Hersey’s work leads to win over Wheeling
Relax, Hersey fans. Your boys basketball team is just fine.
Coming off a rough outing at their Thanksgiving tournament, you’d have thought the Huskies might be looking at a dry spell.
Friday night, instead, they met a Wheeling team still struggling to find itself and rolled away from the Wildcats’ gym with a 65-32 Mid-Suburban East-opening victory.
And they did it with defense.
Wheeling committed 19 turnovers and the ballhawking Huskies (2-3, 1-0) made them pay with transition layups. They also closed out on Wheeling’s strong point — its perimeter shooters, particularly Jeremy Stephani. He had one 3-pointer and finished with 9 points.
Hersey has Vuk Vukovic to thank for that. Vukovic, meanwhile, has his teammates to thank, as he did after the game.
“He’s a terrific shooter,” Vukovic said of Stephani.
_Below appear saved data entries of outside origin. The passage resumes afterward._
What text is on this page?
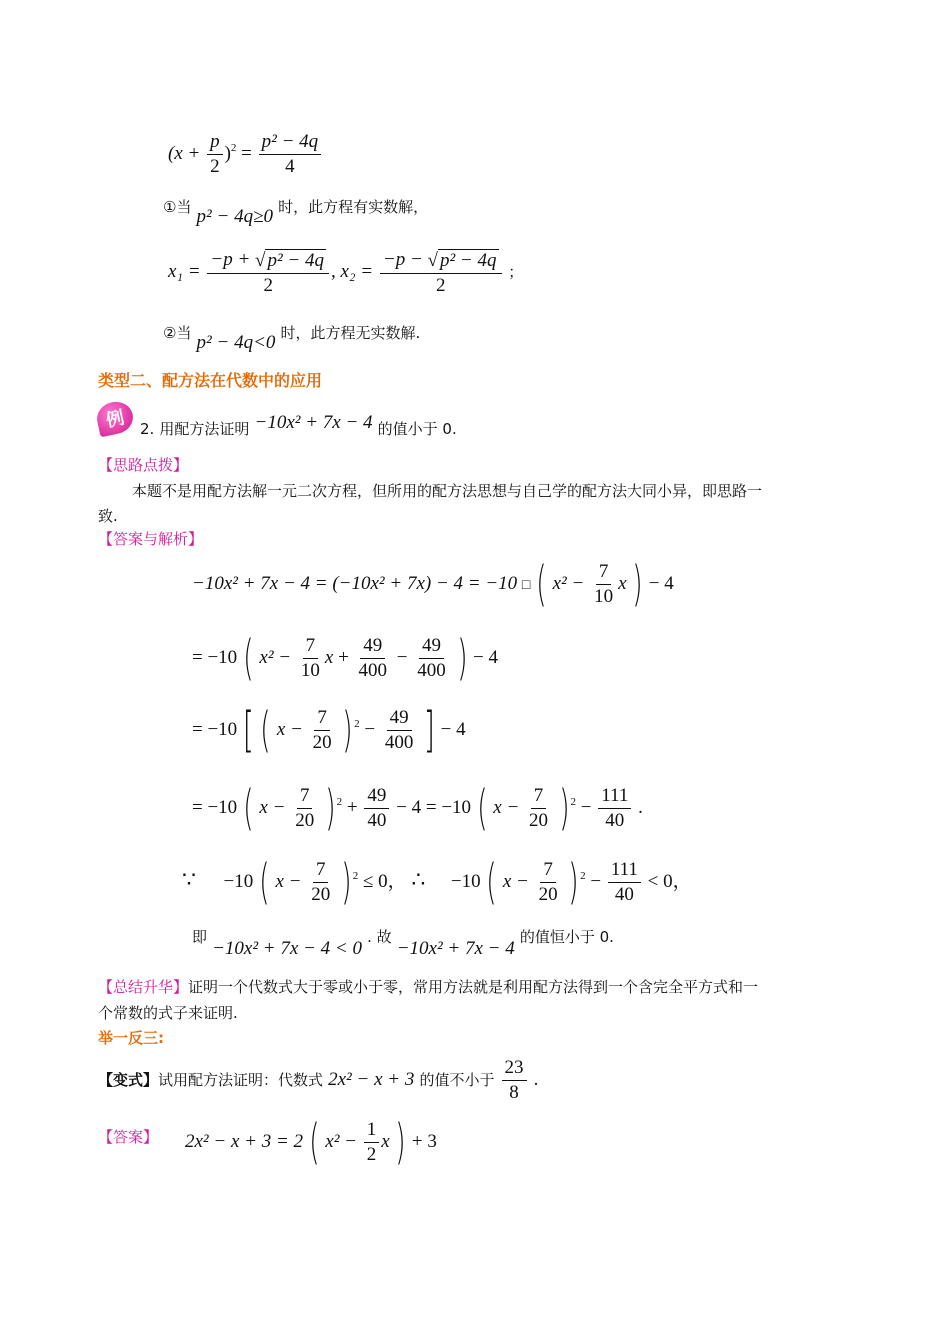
$(x + \frac{p}{2} )^2 = \frac{\text{p² − 4q}}{4}$
①当 p² − 4q≥0 时，此方程有实数解，
$x_1 = \frac{\text{−p + √ p² − 4q}}{2}$ , $x_2 = \frac{\text{−p − √ p² − 4q}}{2}$ ；
②当 p² − 4q<0 时，此方程无实数解.
类型二、配方法在代数中的应用
例 2. 用配方法证明 −10x² + 7x − 4 的值小于 0.
【思路点拨】
本题不是用配方法解一元二次方程，但所用的配方法思想与自己学的配方法大同小异，即思路一
致.
【答案与解析】
−10x² + 7x − 4 = (−10x² + 7x) − 4 = −10 □ ( $x^2 - \frac{7}{10}$ x ) − 4
= −10 ( $x^2 - \frac{7}{10}$ $x + \frac{49}{400} - \frac{49}{400}$ ) − 4
= −10 [ ( $x - \frac{7}{20} )^2 - \frac{49}{400}$ ] − 4
= −10 ( $x - \frac{7}{20} )^2 + \frac{49}{40} - 4 = -10$ ( $x - \frac{7}{20} )^2 - \frac{111}{40}$ .
∵ −10 ( $x - \frac{7}{20} )^2 \le 0$， ∴ −10 ( $x - \frac{7}{20} )^2 - \frac{111}{40} < 0$，
即 −10x² + 7x − 4 < 0 . 故 −10x² + 7x − 4 的值恒小于 0.
【总结升华】证明一个代数式大于零或小于零，常用方法就是利用配方法得到一个含完全平方式和一
个常数的式子来证明.
举一反三:
【变式】试用配方法证明：代数式 2x² − x + 3 的值不小于 $\frac{23}{8}$ .
【答案】 2x² − x + 3 = 2 ( $x^2 - \frac{1}{2}$ x ) + 3
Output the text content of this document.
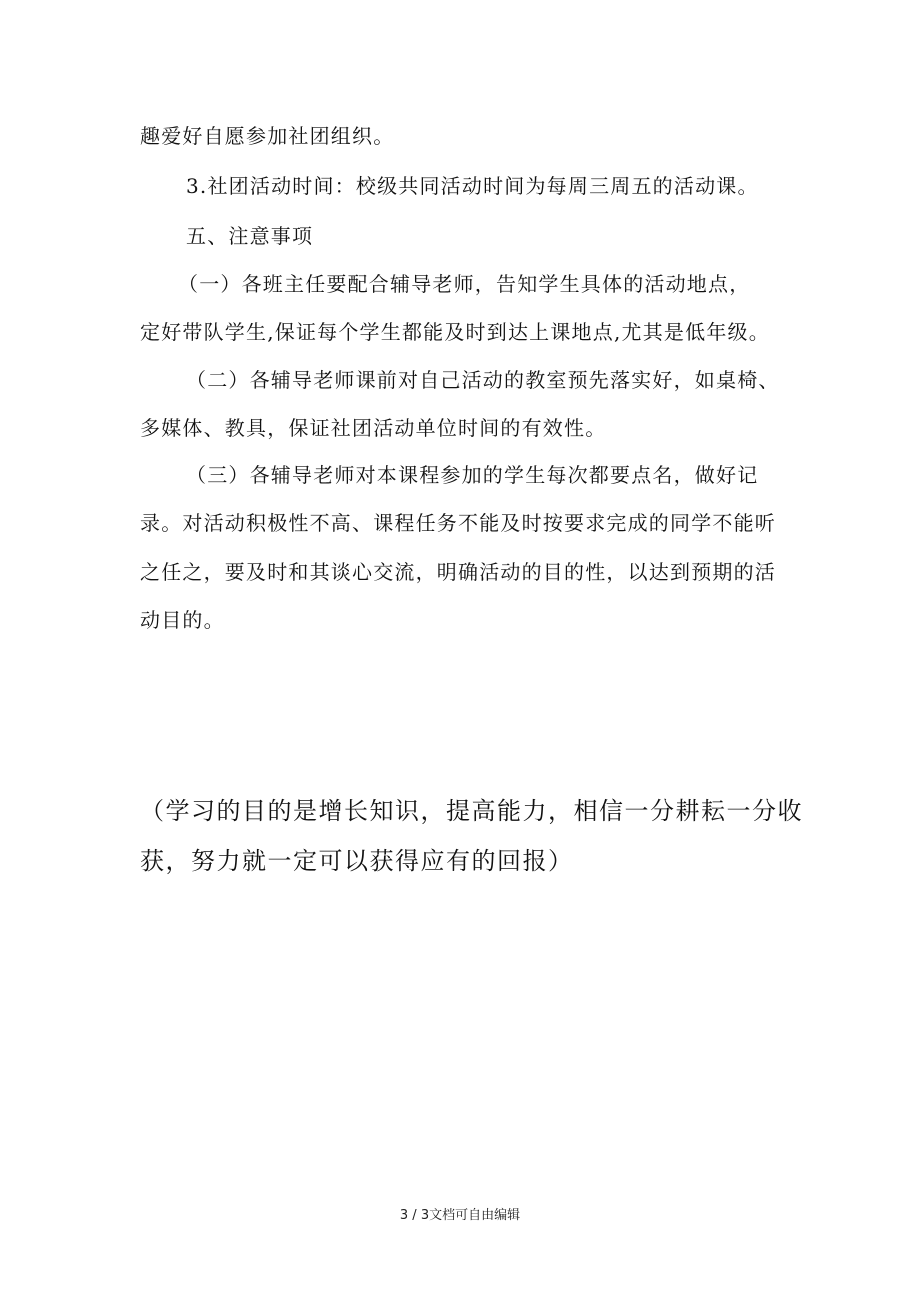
趣爱好自愿参加社团组织。
3.社团活动时间：校级共同活动时间为每周三周五的活动课。
五、注意事项
（一）各班主任要配合辅导老师，告知学生具体的活动地点，
定好带队学生,保证每个学生都能及时到达上课地点,尤其是低年级。
（二）各辅导老师课前对自己活动的教室预先落实好，如桌椅、
多媒体、教具，保证社团活动单位时间的有效性。
（三）各辅导老师对本课程参加的学生每次都要点名，做好记
录。对活动积极性不高、课程任务不能及时按要求完成的同学不能听
之任之，要及时和其谈心交流，明确活动的目的性，以达到预期的活
动目的。
（学习的目的是增长知识，提高能力，相信一分耕耘一分收
获，努力就一定可以获得应有的回报）
3 / 3文档可自由编辑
But every pick Wheeling set for Stephani was greeted by a Huskie who jumped it in Vukovic’s support. And in the middle, 6-foot-5 sophomore Mike Fuerst anchored things when Wheeling had notions of going to the hoop, with help from Justin Jobski and Stefan Vucicevic. They had 23 points between them and helped Hersey to a 28-20 rebounding advantage.
Hersey seized control and never gave it back with an 18-point streak from the first quarter into the second. The spurt included Vukovic scoring inside, Kevin Kozil hitting 2 free throws, Jobski scoring on a fastbreak from Vukovic, Vukovic hitting the first of 4 consecutive 3-pointers he nailed and Sean Reszotko registering a steal and layin for a 22-5 lead.
Vukovic (14 points) opened the second half with 3 straight 3-pointers to negate any Wheeling (0-5, 0-1) comeback ideas.
It all left Hersey feeling a lot better about itself after the Thanksgiving rough ride.
“I thought that brought us together,” Vukovic said though. “We work hard. We just battle.”
“He played with a lot of energy,” Hersey coach Steve Messer said of Vukovic.
“I think we can be good,” said Messer, who pointed out that it really depends on, “How well we attack teams when we play five-on-five.”
For Wheeling, there were few bright spots after grabbing a 5-4 first-quarter lead on a slick Stephani pass to Chris Pierro.
“Right now, we’re not a very good offensive team,” said Wheeling coach John Clancy after his team shot 11-for-40 and 3-for-21 on 3-pointers, one of its strengths. “We thought we were going to give a better effort tonight.
“We’re learning how to compete. We’re learning how to win,” he said of the culture change he’s trying to instill.
He got some moments from Lamont McPherson around the basket and freshman Matthias Kim at point guard, both off the bench, but there’s just too big a hill to climb right now.
When will things get better?
“When we get that aggressive mindset,” Clancy said.
As Hersey suddenly is doing.
“The team’s pretty good,” said Vukovic. “We worked in practice and played hard. We play best as a team.”